Since we expect most of these sources will be the course readings, these
readings have been numbered on the Class Web Page
so you can refer to them succinctly.
For example, the Fastmap paper is [5], and Kleinberg's paper is [9a].
-
Do not forget to sign the Honor Code.
Of course, the work you hand in must be your own; no collaboration or
borrowing from others is permitted.
-
You are limited to 5 pages at 10 pt.
Alternatively, you may use 6 pages at 11pt. or 7 pages at 12pt.
The latter options will be appreciated by the instructor, but do not
represent an increase in the alloted verbiage, since the number of pages
needed for a given document rises approximately with the square
of the point size.
The Exam
Nile.com is a large, on-line bookseller.
They have 10 million customers and sell one million different books.

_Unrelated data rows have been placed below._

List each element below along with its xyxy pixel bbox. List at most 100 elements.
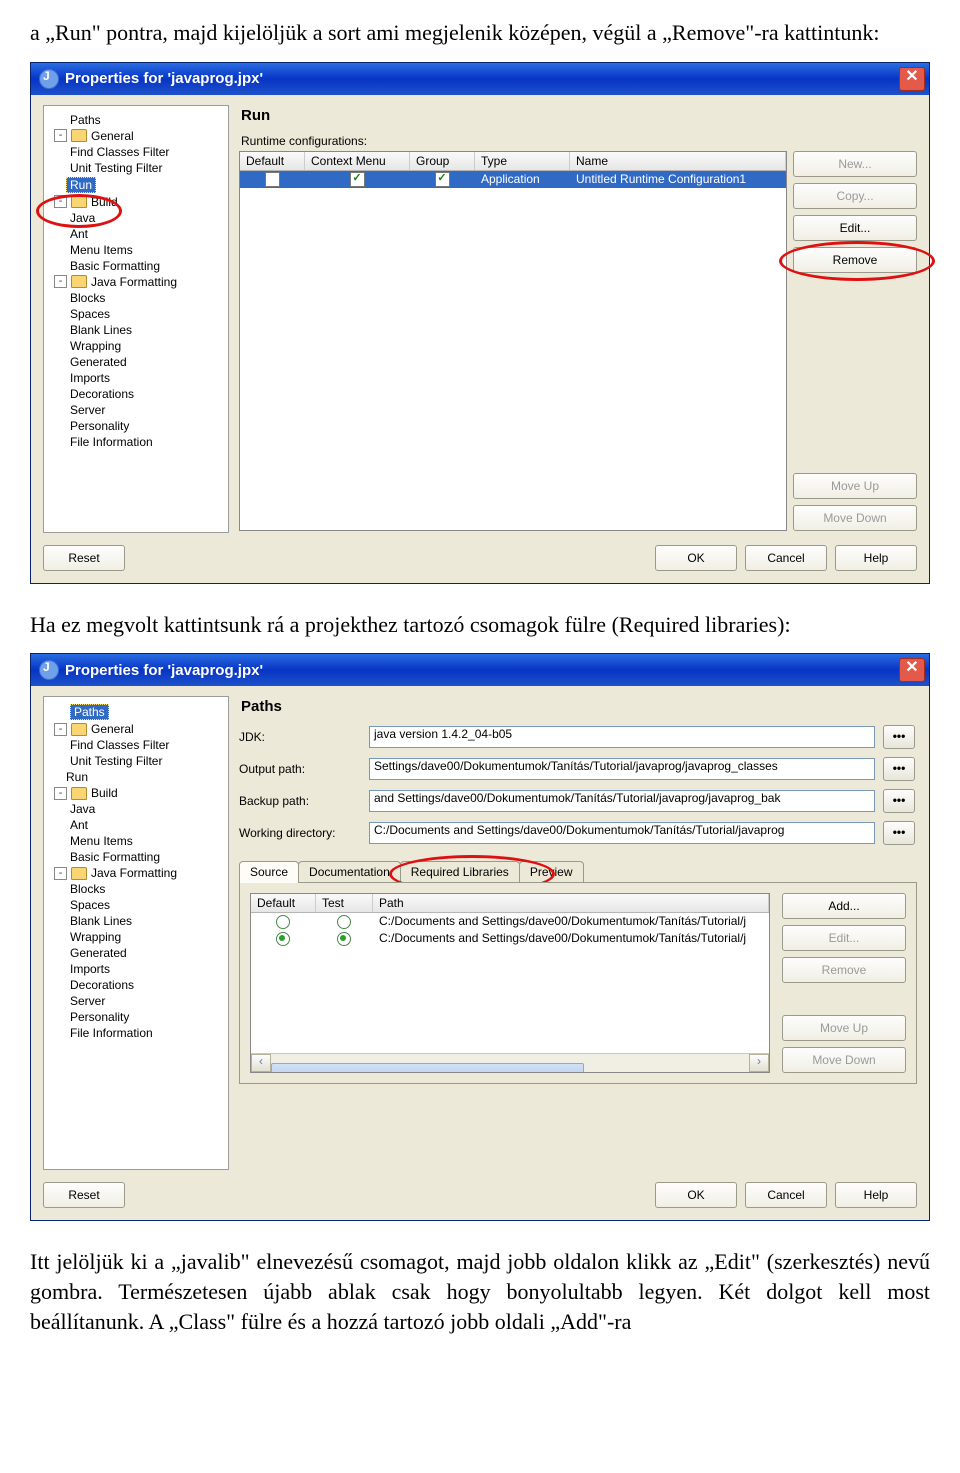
ok-button[interactable]: OK (655, 1182, 737, 1208)
titlebar[interactable]: Properties for 'javaprog.jpx' ✕ (31, 63, 929, 95)
col-group[interactable]: Group (410, 152, 475, 170)
col-default[interactable]: Default (251, 894, 316, 912)
close-icon[interactable]: ✕ (899, 658, 925, 682)
tree-item[interactable]: Ant (48, 226, 228, 242)
browse-button[interactable]: ••• (883, 789, 915, 813)
tree-item[interactable]: Find Classes Filter (48, 144, 228, 160)
table-row[interactable]: ✓ ✓ Application Untitled Runtime Configu… (240, 171, 786, 188)
cancel-button[interactable]: Cancel (745, 1182, 827, 1208)
col-type[interactable]: Type (475, 152, 570, 170)
runtime-config-table[interactable]: Default Context Menu Group Type Name ✓ ✓… (239, 151, 787, 531)
tab-documentation[interactable]: Documentation (298, 861, 401, 883)
table-row[interactable]: C:/Documents and Settings/dave00/Dokumen… (251, 913, 769, 930)
expand-collapse-icon[interactable]: - (54, 195, 67, 208)
close-icon[interactable]: ✕ (899, 67, 925, 91)
tree-item[interactable]: -Build (48, 194, 228, 210)
category-tree[interactable]: Paths-GeneralFind Classes FilterUnit Tes… (43, 105, 229, 533)
tree-item[interactable]: -General (48, 721, 228, 737)
tree-item[interactable]: Server (48, 993, 228, 1009)
tree-item[interactable]: Personality (48, 418, 228, 434)
tree-item[interactable]: -Java Formatting (48, 865, 228, 881)
checkbox-icon[interactable] (265, 172, 280, 187)
tree-item[interactable]: Decorations (48, 386, 228, 402)
expand-collapse-icon[interactable]: - (54, 275, 67, 288)
tree-item[interactable]: Menu Items (48, 242, 228, 258)
tree-item[interactable]: Blank Lines (48, 322, 228, 338)
scroll-left-arrow-icon[interactable]: ‹ (251, 1054, 271, 1072)
tree-item[interactable]: Basic Formatting (48, 849, 228, 865)
browse-button[interactable]: ••• (883, 725, 915, 749)
reset-button[interactable]: Reset (43, 545, 125, 571)
new-button[interactable]: New... (793, 151, 917, 177)
tree-item[interactable]: Paths (48, 703, 228, 721)
tree-item[interactable]: -Build (48, 785, 228, 801)
tree-item[interactable]: Find Classes Filter (48, 737, 228, 753)
tree-item[interactable]: Basic Formatting (48, 258, 228, 274)
tab-preview[interactable]: Preview (519, 861, 584, 883)
browse-button[interactable]: ••• (883, 821, 915, 845)
expand-collapse-icon[interactable]: - (54, 787, 67, 800)
moveup-button[interactable]: Move Up (782, 1015, 906, 1041)
tree-item[interactable]: File Information (48, 434, 228, 450)
working-field[interactable]: C:/Documents and Settings/dave00/Dokumen… (369, 822, 875, 844)
tree-item[interactable]: Wrapping (48, 338, 228, 354)
cancel-button[interactable]: Cancel (745, 545, 827, 571)
col-name[interactable]: Name (570, 152, 786, 170)
tree-item[interactable]: Run (48, 176, 228, 194)
tree-item[interactable]: -General (48, 128, 228, 144)
expand-collapse-icon[interactable]: - (54, 867, 67, 880)
edit-button[interactable]: Edit... (793, 215, 917, 241)
radio-icon[interactable] (337, 915, 351, 929)
radio-icon[interactable] (337, 932, 351, 946)
remove-button[interactable]: Remove (782, 957, 906, 983)
radio-icon[interactable] (276, 915, 290, 929)
tree-item[interactable]: Spaces (48, 306, 228, 322)
table-row[interactable]: C:/Documents and Settings/dave00/Dokumen… (251, 930, 769, 947)
tree-item[interactable]: Unit Testing Filter (48, 753, 228, 769)
tree-item[interactable]: Generated (48, 945, 228, 961)
help-button[interactable]: Help (835, 1182, 917, 1208)
browse-button[interactable]: ••• (883, 757, 915, 781)
col-test[interactable]: Test (316, 894, 373, 912)
scroll-thumb[interactable] (271, 1063, 584, 1073)
tree-item[interactable]: -Java Formatting (48, 274, 228, 290)
output-field[interactable]: Settings/dave00/Dokumentumok/Tanítás/Tut… (369, 758, 875, 780)
movedown-button[interactable]: Move Down (793, 505, 917, 531)
tree-item[interactable]: Personality (48, 1009, 228, 1025)
radio-icon[interactable] (276, 932, 290, 946)
tab-required-libraries[interactable]: Required Libraries (400, 861, 520, 883)
copy-button[interactable]: Copy... (793, 183, 917, 209)
tree-item[interactable]: Blank Lines (48, 913, 228, 929)
jdk-field[interactable]: java version 1.4.2_04-b05 (369, 726, 875, 748)
tree-item[interactable]: Java (48, 210, 228, 226)
tree-item[interactable]: Spaces (48, 897, 228, 913)
tree-item[interactable]: Unit Testing Filter (48, 160, 228, 176)
tree-item[interactable]: Generated (48, 354, 228, 370)
category-tree[interactable]: Paths-GeneralFind Classes FilterUnit Tes… (43, 696, 229, 1170)
tree-item[interactable]: Decorations (48, 977, 228, 993)
tree-item[interactable]: Blocks (48, 290, 228, 306)
horizontal-scrollbar[interactable]: ‹ › (251, 1053, 769, 1072)
scroll-right-arrow-icon[interactable]: › (749, 1054, 769, 1072)
tree-item[interactable]: Wrapping (48, 929, 228, 945)
tree-item[interactable]: Imports (48, 370, 228, 386)
help-button[interactable]: Help (835, 545, 917, 571)
edit-button[interactable]: Edit... (782, 925, 906, 951)
tree-item[interactable]: Blocks (48, 881, 228, 897)
ok-button[interactable]: OK (655, 545, 737, 571)
col-path[interactable]: Path (373, 894, 769, 912)
titlebar[interactable]: Properties for 'javaprog.jpx' ✕ (31, 654, 929, 686)
reset-button[interactable]: Reset (43, 1182, 125, 1208)
col-context[interactable]: Context Menu (305, 152, 410, 170)
tab-source[interactable]: Source (239, 861, 299, 883)
tree-item[interactable]: Menu Items (48, 833, 228, 849)
tree-item[interactable]: Server (48, 402, 228, 418)
checkbox-icon[interactable]: ✓ (350, 172, 365, 187)
tree-item[interactable]: File Information (48, 1025, 228, 1041)
moveup-button[interactable]: Move Up (793, 473, 917, 499)
movedown-button[interactable]: Move Down (782, 1047, 906, 1073)
expand-collapse-icon[interactable]: - (54, 723, 67, 736)
source-paths-table[interactable]: Default Test Path C:/Documents and Setti… (250, 893, 770, 1073)
tree-item[interactable]: Java (48, 801, 228, 817)
remove-button[interactable]: Remove (793, 247, 917, 273)
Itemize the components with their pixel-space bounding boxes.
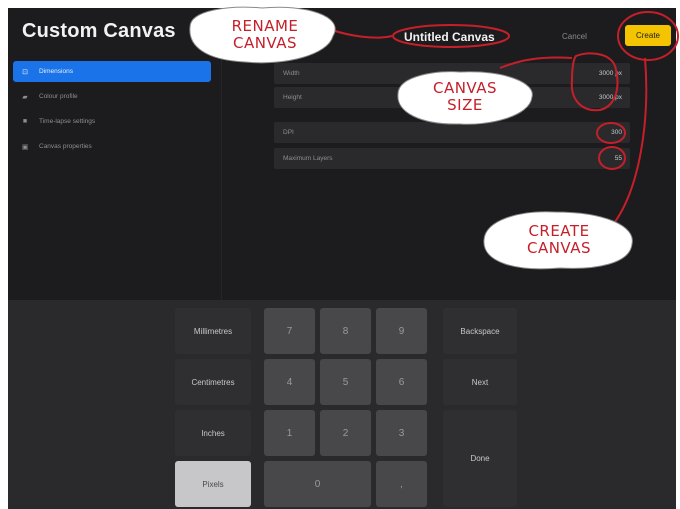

Their sales history may be represented by
a matrix with the entry in row r
and column c set to 0 if customer r has not bought book
c, and set to the date of purchase if customer r did buy
book c.
You may choose how this matrix is stored, as long as the
representation does not conceal the solution to the problem in an
unrealistic way.
Nile wishes to recommend to each customer books that they might like,
based on the information available.
If, for example, they determine that the customer is a
``database person,'' because they have bought several ``database books''
in the past, then they might recommend another database book.
On the other hand, if they already bought one book on SQL2 then they
might be less likely to buy another book on the same topic, but instead
might buy a book on transaction processing, or Oracle-8i.
Perhaps, the historical behavior of other ``similar''
customers would
be helpful.
On the other hand, the notion of ``similar customer'' is
slippery.
Two ``database people'' may have bought zero books in common, for
example.
Worse, people usually aren't of one kind.
Some ``database people'' will also buy books about travel, some about
music, others buy romance novels, so customers can fall into several
categories.
Moreover, the notion of ``database book'' is slippery as well.
Perhaps it would be more useful to classify books as ``Oracle,''
``Sybase,'' ``SQL,'' ``OQL,'' and similar, possibly overlapping,
categories.
Is a book on the history of computing a book about history, or
computing, or both?
Your Question:
Consider each of the papers we have read in this course.
For each, tell whether you think the content would be useful in solving
Nile.com's problem described above, and if so, how?
It is OK to say ``no help'' for some of the papers, but you should
make positive use of ideas from at least a few of these papers.
If you think a paper will not address this problem, give a sentence stating
why.
If you describe an algorithm, emphasize the important steps rather than
the details.
Discuss the running time of your algorithm(s).
You should use some secondary-storage model of complexity, such as
number of passes through the data or number of disk I/O's.
Also, if there are significant main-memory portions of your algorithm,
make sure that a reasonable machine will have enough memory, and that
the main-memory algorithm you propose can be performed on a realistic
machine in a reasonable amount of time.
Also state any assumptions you make.
You will have to make some
assumptions, since the problem is not specified to the ultimate level of
detail.
However, your assumptions should be consistent with reality, e.g., don't
assume that there are 10 books that almost all customers buy, or that
the typical customer buys 10,000 books.
Some Words of Advice
I'm concerned that people may try to read something into this exam question
that
is not there.
Here is what I would like to see:
-
First, there isn't only one right answer.
-
I would like people to show that they understand some, or preferably
all, of the papers and topics covered by discussing their use in a
situation that is neither the same as what was covered in class, nor
completely different.
-
I am aware that the page limit requires you to choose your topics
carefully, and I also expect that you will have to ration what you say
about each one.
While you might like to go into extreme detail about, say, an algorithm,
you will not have the space to do so.
Rather, write down the
most important or most tricky points, to show that you have thought the matter
through, relying on me to accept that you could also do the more
standard things, or things that are like something in a paper you cite.
-
I will be answering email during the weekend, and will respond to
questions of scope or form (not content, of course).
My email is
ullman @ db.stanford.edu.
I also suggest that you check email over the weekend, in case there are
clarifications that I need to broadcast to the entire class.